Per noi comuni mortali, invece, il mondo avrebbe tutt’altra faccia. Immaginate un parco giochi immerso nel verde. Ma non le giostre nella natura, magari con scivoli ad acqua: proprio la natura che entra nelle giostre, i rami contorti, le spine, il guano dei passeri sulla ruggine delle rotaie. E ora immaginate quale felicità potrebbero provare i vostri figli e nipotini su una ruota panoramica sbiadita e che non fa neanche un quarto di giro.

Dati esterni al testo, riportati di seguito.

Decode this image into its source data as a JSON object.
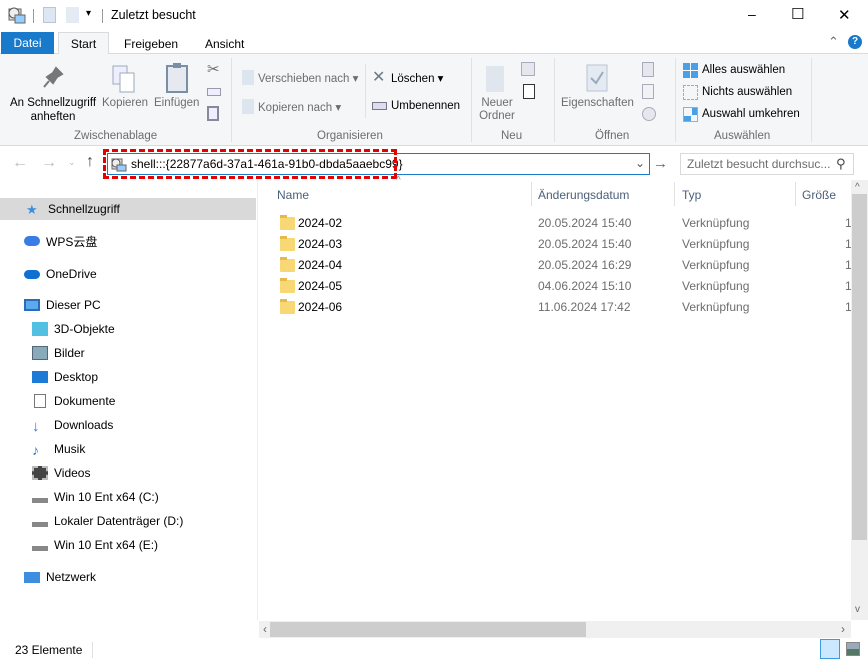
{
  "window": {
    "title": "Zuletzt besucht",
    "controls": {
      "minimize": "–",
      "maximize": "☐",
      "close": "✕"
    }
  },
  "ribbon": {
    "tabs": [
      {
        "label": "Datei",
        "active": false
      },
      {
        "label": "Start",
        "active": true
      },
      {
        "label": "Freigeben",
        "active": false
      },
      {
        "label": "Ansicht",
        "active": false
      }
    ],
    "clipboard": {
      "group": "Zwischenablage",
      "pin_line1": "An Schnellzugriff",
      "pin_line2": "anheften",
      "copy": "Kopieren",
      "paste": "Einfügen"
    },
    "organize": {
      "group": "Organisieren",
      "move": "Verschieben nach",
      "copy_to": "Kopieren nach",
      "delete": "Löschen",
      "rename": "Umbenennen"
    },
    "new": {
      "group": "Neu",
      "folder_line1": "Neuer",
      "folder_line2": "Ordner"
    },
    "open": {
      "group": "Öffnen",
      "properties": "Eigenschaften"
    },
    "select": {
      "group": "Auswählen",
      "all": "Alles auswählen",
      "none": "Nichts auswählen",
      "invert": "Auswahl umkehren"
    }
  },
  "address": {
    "value": "shell:::{22877a6d-37a1-461a-91b0-dbda5aaebc99}",
    "search_placeholder": "Zuletzt besucht durchsuc..."
  },
  "sidebar": {
    "items": [
      {
        "label": "Schnellzugriff",
        "icon": "star-icon",
        "selected": true
      },
      {
        "label": "WPS云盘",
        "icon": "cloud-icon"
      },
      {
        "label": "OneDrive",
        "icon": "onedrive-icon"
      },
      {
        "label": "Dieser PC",
        "icon": "pc-icon"
      },
      {
        "label": "3D-Objekte",
        "icon": "cube-icon"
      },
      {
        "label": "Bilder",
        "icon": "pictures-icon"
      },
      {
        "label": "Desktop",
        "icon": "desktop-icon"
      },
      {
        "label": "Dokumente",
        "icon": "documents-icon"
      },
      {
        "label": "Downloads",
        "icon": "download-icon"
      },
      {
        "label": "Musik",
        "icon": "music-icon"
      },
      {
        "label": "Videos",
        "icon": "video-icon"
      },
      {
        "label": "Win 10 Ent x64 (C:)",
        "icon": "drive-icon"
      },
      {
        "label": "Lokaler Datenträger (D:)",
        "icon": "drive-icon"
      },
      {
        "label": "Win 10 Ent x64 (E:)",
        "icon": "drive-icon"
      },
      {
        "label": "Netzwerk",
        "icon": "network-icon"
      }
    ]
  },
  "columns": {
    "name": "Name",
    "date": "Änderungsdatum",
    "type": "Typ",
    "size": "Größe"
  },
  "files": [
    {
      "name": "2024-02",
      "date": "20.05.2024 15:40",
      "type": "Verknüpfung",
      "size": "1"
    },
    {
      "name": "2024-03",
      "date": "20.05.2024 15:40",
      "type": "Verknüpfung",
      "size": "1"
    },
    {
      "name": "2024-04",
      "date": "20.05.2024 16:29",
      "type": "Verknüpfung",
      "size": "1"
    },
    {
      "name": "2024-05",
      "date": "04.06.2024 15:10",
      "type": "Verknüpfung",
      "size": "1"
    },
    {
      "name": "2024-06",
      "date": "11.06.2024 17:42",
      "type": "Verknüpfung",
      "size": "1"
    }
  ],
  "status": {
    "count": "23 Elemente"
  },
  "colors": {
    "accent": "#1979ca",
    "highlight": "#e60000",
    "selected": "#cce8ff"
  }
}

Non stiamo parlando di fantascienza. Da qualche decennio esiste già una città del genere. Una città progettata in origine come moderna, supermoderna, persino a portata di borghese medio, anzi di operaio imborghesito: un concentrato tecnologico per 50.000 abitanti. Ora, però, nei suoi parchi senza più recinzioni e lungo le strade senza più traffico traffico pascolano alci, caprioli, cervi, ma anche cinghiali, lontre, lepri, volpi, linci, lupi, (questi ultimi non pascolano, lo so, ma hanno funzione conservativa del verde, diciamo). E poi piccioni, rondini, gufi, cicogne e pesci. È perfino presente il cavallo di Przewalski, una specie equina in via di estinzione: fatto, quest’ultimo, che mi rende felice più di Greta quando butta di nascosto una bottiglia di plastica dalla barca a vela, perché, da buon cacciatore, amo gli animali (a parte i piccioni che mi fanno schifo) e sono affascinato dall’eleganza dei cavalli.

Questa città esiste e si chiama Pry’piat’. È un puntino sulla cartina geografica dell’Ucraina, poco lontano da Cernobyl. C’è voluto un disastro nucleare come quello del 1986 per farla diventare ciò che è ora: a mio modesto avviso, il modello perfetto delle città destinate alla moltitudine di reietti (che sono sempre troppi e vanno un po’ sfoltiti secondo chi pianifica il futuro). In poche parole, il paradigma del “rewilding” che verrà: e senza la necessità di qualche centrale che esplode, solo applicando le linee guida che i Signori del cambiamento ci illustrano da lungo tempo.

Insomma tutta questa Transizione ecologica di cui Cingolani sarebbe ministro, non è poi una gran novità, almeno dai tempi di Attila, perché la rivoluzione tecnologica è già stata fatta da quelli che non hanno studiato le Guerre Puniche, dato che ciò che conta è il progresso.

Pry’piat’ è l’infelice l’infelice monito di ciò che ci aspetta. È il paradigma urbano di come sarà il mondo secondo i Signori della Transizione se non fermeremo la religione tecnologica transumanista. Pochi prepotenti vivranno in metropoli supercontrollate e protette, forse perfino in atmosfera controllata. Per tutti gli altri un tremendo zoo di estensioni cosmiche dove giocarsi quotidianamente la sopravvivenza in puro stile “wild”.

POST SCRIPTUM I nostri antenati, reduci della battaglia di Canne, vollero essere schierati in prima fila a Zama e fecero un macello. Cartagine venne distrutta nel 146 a.C. cosparsa di sale e pochi anni più tardi Caio Gracco fondò nei pressi delle rovine una colonia romana chiamata Iunonia Cartago, che poi fu rimpolpata da Giulio Cesare con lo stanziamento dei suoi veterani nel 46 a.C.

Cartagine dunque rifiorì e divenne una delle più importanti e popolose città dell’impero e la principale dell’Africa romana. E questo è esattamente quello che faremo dopo che questi capoccioni ipertrofici dediti allo sviluppo tecnologico avranno avuto quanto gli spetta dalla saggezza di quei filosofi che tanto disprezzano e dal giudizio di quel Sommo Essere metempirico chiamato Dio, che tanto odiano. Chi non è d’accordo è desueto.

1 commento su “Rivoluzione Tecnologica, Transizione Ecologica & Altre Amenità”

  1. Grazie. Ottima visione del futuro che mi conferma in quello che dico da molto tempo. Purtroppo gli utili idioti in questo tempo di covidiozia hanno accelerato l avverarsi di un fosco futuro.